Niger : un an après le coup d’État, l’effondrement des droits humains
Niger : l’année noire des droits humains après le coup d’État militaire
Un an après le coup d’État militaire au Niger, les autorités de la junte répriment systématiquement l’opposition, les médias et toute forme de dissidence pacifique. Selon les organisations de défense des droits humains, au moins 30 responsables du gouvernement renversé, dont l’ancien président Mohamed Bazoum, ont été arbitrairement arrêtés. Human Rights Watch, Amnesty International et la FIDH dénoncent une détérioration alarmante des libertés fondamentales.
Une répression politique généralisée
Les autorités nigériennes maintiennent en détention l’ancien président Mohamed Bazoum, sa famille et plusieurs membres de son gouvernement sans respecter les garanties d’un procès équitable. Mohamed Bazoum a été inculpé pour « haute trahison » en août 2023, mais aucune date de procès n’a été fixée. En décembre 2023, la Cour de justice de la CEDEAO a ordonné sa libération immédiate, décision ignorée par les autorités locales. En juin 2024, l’immunité présidentielle de Bazoum a été levée dans des conditions jugées non conformes aux normes internationales.
Les organisations de défense des droits humains exigent la libération immédiate de Mohamed Bazoum et de tous les détenus politiques. « Les autorités militaires accentuent la pression sur l’opposition et musèlent toute voix dissidente », déclare Samira Daoud, directrice régionale d’Amnesty International pour l’Afrique de l’Ouest et centrale.
Des arrestations arbitraires et des procès inéquitables
Depuis juillet 2023, au moins 30 responsables du gouvernement déchu ont été arrêtés, dont d’anciens ministres et des proches de l’ancien président. Détenus au secret par les services de renseignement, plusieurs d’entre eux ont été transférés dans des prisons de haute sécurité sans accès à un avocat. Quatre d’entre eux ont été libérés sous caution en avril 2024, mais les autres font face à des accusations d’« atteinte à la sûreté de l’État », malgré leur statut de civils.
Une liberté de la presse en péril
La liberté de la presse au Niger a subi un recul sans précédent depuis le coup d’État. Les journalistes sont victimes d’arrestations arbitraires, de menaces et d’intimidations. Samira Sabou, blogueuse et journaliste, a été arrêtée en septembre 2023 avant d’être inculpée pour « production et diffusion de données susceptibles de troubler l’ordre public ». Elle a été libérée sous caution en attendant son procès, toujours non fixé.
D’autres professionnels des médias ont subi le même sort :
- Ousmane Toudou, ancien conseiller en communication de Mohamed Bazoum, a été arrêté en avril 2024 pour « complot contre la sûreté de l’État » après avoir critiqué la junte sur les réseaux sociaux. Il est toujours en détention provisoire.
- Soumana Maiga, directeur du journal L’Enquêteur, a été arrêté en avril 2024 pour avoir relayé un article sur une présumée présence de systèmes d’écoute russes. Libéré sous caution en juillet 2024, il attend toujours son procès.
- Tchima Illa Issoufou, correspondante de la BBC en haoussa, a fui le Niger après avoir reçu des menaces de la junte pour ses reportages sur la situation sécuritaire dans la région de Tillabéri.
Drissa Traoré, secrétaire général de la FIDH, dénonce : « Les autorités cherchent à faire taire toute voix critique, y compris celles des journalistes et défenseurs des droits humains. »
Des restrictions des droits humains et une transparence budgétaire en question
En mai 2024, le ministre de la Justice a suspendu toute visite des organisations de défense des droits humains dans les prisons nigériennes, en violation du droit international. Cette mesure s’ajoute à la modification d’une loi sur la cybercriminalité, rétablissant les peines de prison pour diffamation en ligne.

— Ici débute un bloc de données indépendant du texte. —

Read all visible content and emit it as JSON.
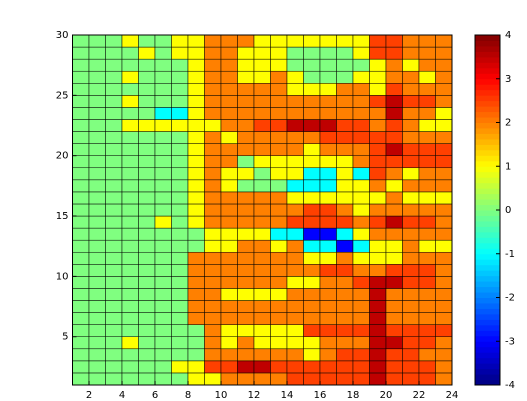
{
  "chart_data": {
    "type": "heatmap",
    "colormap": "jet",
    "cell_edges": true,
    "x": [
      1,
      2,
      3,
      4,
      5,
      6,
      7,
      8,
      9,
      10,
      11,
      12,
      13,
      14,
      15,
      16,
      17,
      18,
      19,
      20,
      21,
      22,
      23,
      24
    ],
    "y": [
      1,
      2,
      3,
      4,
      5,
      6,
      7,
      8,
      9,
      10,
      11,
      12,
      13,
      14,
      15,
      16,
      17,
      18,
      19,
      20,
      21,
      22,
      23,
      24,
      25,
      26,
      27,
      28,
      29,
      30
    ],
    "z": [
      [
        0,
        0,
        0,
        0,
        0,
        0,
        0,
        1,
        1,
        2,
        2,
        2,
        2,
        2.5,
        2.5,
        2.5,
        2.5,
        2.5,
        3.5,
        2.5,
        2.5,
        2.5,
        2
      ],
      [
        0,
        0,
        0,
        0,
        0,
        0,
        1,
        1,
        2.5,
        2.5,
        3.5,
        3.5,
        2.5,
        2.5,
        2.5,
        2.5,
        2.5,
        2.5,
        3.5,
        2.5,
        2.5,
        2.5,
        2
      ],
      [
        0,
        0,
        0,
        0,
        0,
        0,
        0,
        0,
        2,
        2,
        2,
        2,
        2,
        2,
        1,
        2,
        2.5,
        2.5,
        3.5,
        2.5,
        2.5,
        2,
        2
      ],
      [
        0,
        0,
        0,
        1,
        0,
        0,
        0,
        0,
        2,
        1,
        2,
        1,
        1,
        1,
        1,
        2,
        2,
        2,
        3.5,
        3.5,
        2.5,
        2.5,
        2
      ],
      [
        0,
        0,
        0,
        0,
        0,
        0,
        0,
        0,
        2,
        1,
        1,
        1,
        1,
        1,
        2.5,
        2.5,
        2.5,
        2.5,
        3.5,
        2.5,
        2.5,
        2.5,
        2.5
      ],
      [
        0,
        0,
        0,
        0,
        0,
        0,
        0,
        2,
        2,
        2,
        2,
        2,
        2,
        2,
        2,
        2,
        2,
        2,
        3.5,
        2,
        2,
        2,
        2
      ],
      [
        0,
        0,
        0,
        0,
        0,
        0,
        0,
        2,
        2,
        2,
        2,
        2,
        2,
        2,
        2,
        2,
        2,
        2,
        3.5,
        2,
        2,
        2,
        2
      ],
      [
        0,
        0,
        0,
        0,
        0,
        0,
        0,
        2,
        2,
        1,
        1,
        1,
        1,
        2,
        2,
        2,
        2,
        2,
        3.5,
        2,
        2,
        2,
        2
      ],
      [
        0,
        0,
        0,
        0,
        0,
        0,
        0,
        2,
        2,
        2,
        2,
        2,
        2,
        1,
        1,
        2,
        2,
        2.5,
        3.5,
        3.5,
        2.5,
        2.5,
        2
      ],
      [
        0,
        0,
        0,
        0,
        0,
        0,
        0,
        2,
        2,
        2,
        2,
        2,
        2,
        2,
        2,
        2.5,
        2.5,
        2,
        2,
        2.5,
        2.5,
        2.5,
        2
      ],
      [
        0,
        0,
        0,
        0,
        0,
        0,
        0,
        2,
        2,
        2,
        2,
        2,
        2,
        2,
        1,
        1,
        2,
        1,
        1,
        1,
        2,
        2,
        2
      ],
      [
        0,
        0,
        0,
        0,
        0,
        0,
        0,
        0,
        1,
        1,
        2,
        2,
        1,
        2,
        -1,
        -1,
        -3,
        -1,
        1,
        1,
        2,
        1,
        1
      ],
      [
        0,
        0,
        0,
        0,
        0,
        0,
        0,
        0,
        1,
        1,
        1,
        1,
        -1,
        -1,
        -3,
        -3,
        -1,
        1,
        2,
        2,
        2,
        2,
        2
      ],
      [
        0,
        0,
        0,
        0,
        0,
        1,
        0,
        1,
        2,
        2,
        2,
        2,
        2,
        2.5,
        2.5,
        2.5,
        2.5,
        2,
        2.5,
        3.5,
        2.5,
        2.5,
        2
      ],
      [
        0,
        0,
        0,
        0,
        0,
        0,
        0,
        1,
        2,
        2,
        2,
        2,
        2,
        2,
        2.5,
        2.5,
        2,
        1,
        2,
        2,
        2,
        2,
        2
      ],
      [
        0,
        0,
        0,
        0,
        0,
        0,
        0,
        1,
        2,
        2,
        2,
        2,
        2,
        1,
        1,
        1,
        1,
        1,
        1,
        2,
        1,
        1,
        1
      ],
      [
        0,
        0,
        0,
        0,
        0,
        0,
        0,
        1,
        2,
        1,
        0,
        0,
        0,
        -1,
        -1,
        -1,
        1,
        1,
        2,
        1,
        2,
        2,
        2
      ],
      [
        0,
        0,
        0,
        0,
        0,
        0,
        0,
        1,
        2,
        1,
        1,
        0,
        1,
        1,
        -1,
        -1,
        1,
        -1,
        2.5,
        2,
        1,
        2,
        2
      ],
      [
        0,
        0,
        0,
        0,
        0,
        0,
        0,
        1,
        2,
        2,
        0,
        1,
        1,
        1,
        1,
        1,
        1,
        2,
        2.5,
        2.5,
        2.5,
        2.5,
        2.5
      ],
      [
        0,
        0,
        0,
        0,
        0,
        0,
        0,
        1,
        2,
        2,
        2,
        2,
        2,
        2,
        1,
        2,
        2,
        2,
        2.5,
        3.5,
        2.5,
        2.5,
        2.5
      ],
      [
        0,
        0,
        0,
        0,
        0,
        0,
        0,
        1,
        2,
        1,
        2,
        2,
        2,
        2,
        2,
        2.5,
        2.5,
        2.5,
        2.5,
        2.5,
        2,
        2,
        2
      ],
      [
        0,
        0,
        0,
        1,
        1,
        1,
        1,
        1,
        1,
        2,
        2,
        2.5,
        2.5,
        3.5,
        3.5,
        3.5,
        2.5,
        2.5,
        2,
        2.5,
        2,
        1,
        1
      ],
      [
        0,
        0,
        0,
        0,
        0,
        -1,
        -1,
        1,
        2,
        2,
        2,
        2,
        2,
        2,
        2,
        2,
        2,
        2,
        2,
        3.5,
        2,
        2,
        1
      ],
      [
        0,
        0,
        0,
        1,
        0,
        0,
        0,
        1,
        2,
        2,
        2,
        2,
        2,
        2,
        2,
        2,
        2,
        2,
        2.5,
        3.5,
        2.5,
        2.5,
        2
      ],
      [
        0,
        0,
        0,
        0,
        0,
        0,
        0,
        1,
        2,
        2,
        2,
        2,
        2,
        1,
        1,
        1,
        2,
        2,
        1,
        2.5,
        2,
        2,
        2
      ],
      [
        0,
        0,
        0,
        1,
        0,
        0,
        0,
        1,
        2,
        2,
        1,
        1,
        2,
        1,
        0,
        0,
        0,
        1,
        1,
        2,
        2,
        1,
        2
      ],
      [
        0,
        0,
        0,
        0,
        0,
        0,
        0,
        1,
        2,
        2,
        1,
        1,
        1,
        0,
        0,
        0,
        0,
        0,
        1,
        2,
        1,
        2,
        2
      ],
      [
        0,
        0,
        0,
        0,
        1,
        0,
        1,
        1,
        2,
        2,
        1,
        1,
        1,
        0,
        0,
        0,
        0,
        1,
        2.5,
        2.5,
        2,
        2,
        2
      ],
      [
        0,
        0,
        0,
        1,
        0,
        0,
        1,
        1,
        2,
        2,
        2,
        1,
        1,
        1,
        1,
        1,
        1,
        1,
        2.5,
        2.5,
        2,
        2,
        2
      ]
    ],
    "xlim": [
      1,
      24
    ],
    "xticks": [
      2,
      4,
      6,
      8,
      10,
      12,
      14,
      16,
      18,
      20,
      22,
      24
    ],
    "ylim": [
      1,
      30
    ],
    "yticks": [
      5,
      10,
      15,
      20,
      25,
      30
    ],
    "clim": [
      -4,
      4
    ],
    "cticks": [
      -4,
      -3,
      -2,
      -1,
      0,
      1,
      2,
      3,
      4
    ]
  }
}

Un autre sujet de préoccupation majeur concerne les dépenses militaires. En mars 2024, le général Abdourahamane Tiani a signé une ordonnance exemptant les dépenses de défense de tout contrôle public, une décision qui favorise l’opacité et la corruption. « La transparence sur les budgets militaires est essentielle pour lutter contre la corruption et garantir le respect des droits humains », souligne Ilaria Allegrozzi, chercheuse senior à Human Rights Watch.
Un appel à la communauté internationale
Les organisations de défense des droits humains exhortent la junte nigérienne à respecter ses engagements internationaux et à libérer tous les détenus politiques. Elles appellent également la CEDEAO et l’Union africaine à maintenir une pression ferme pour le retour à l’ordre constitutionnel.
Le Niger, signataire de la Charte africaine des droits de l’homme et des peuples ainsi que du Pacte international relatif aux droits civils et politiques, s’est engagé à protéger les libertés fondamentales. Pourtant, un an après le coup d’État, ces engagements semblent largement ignorés.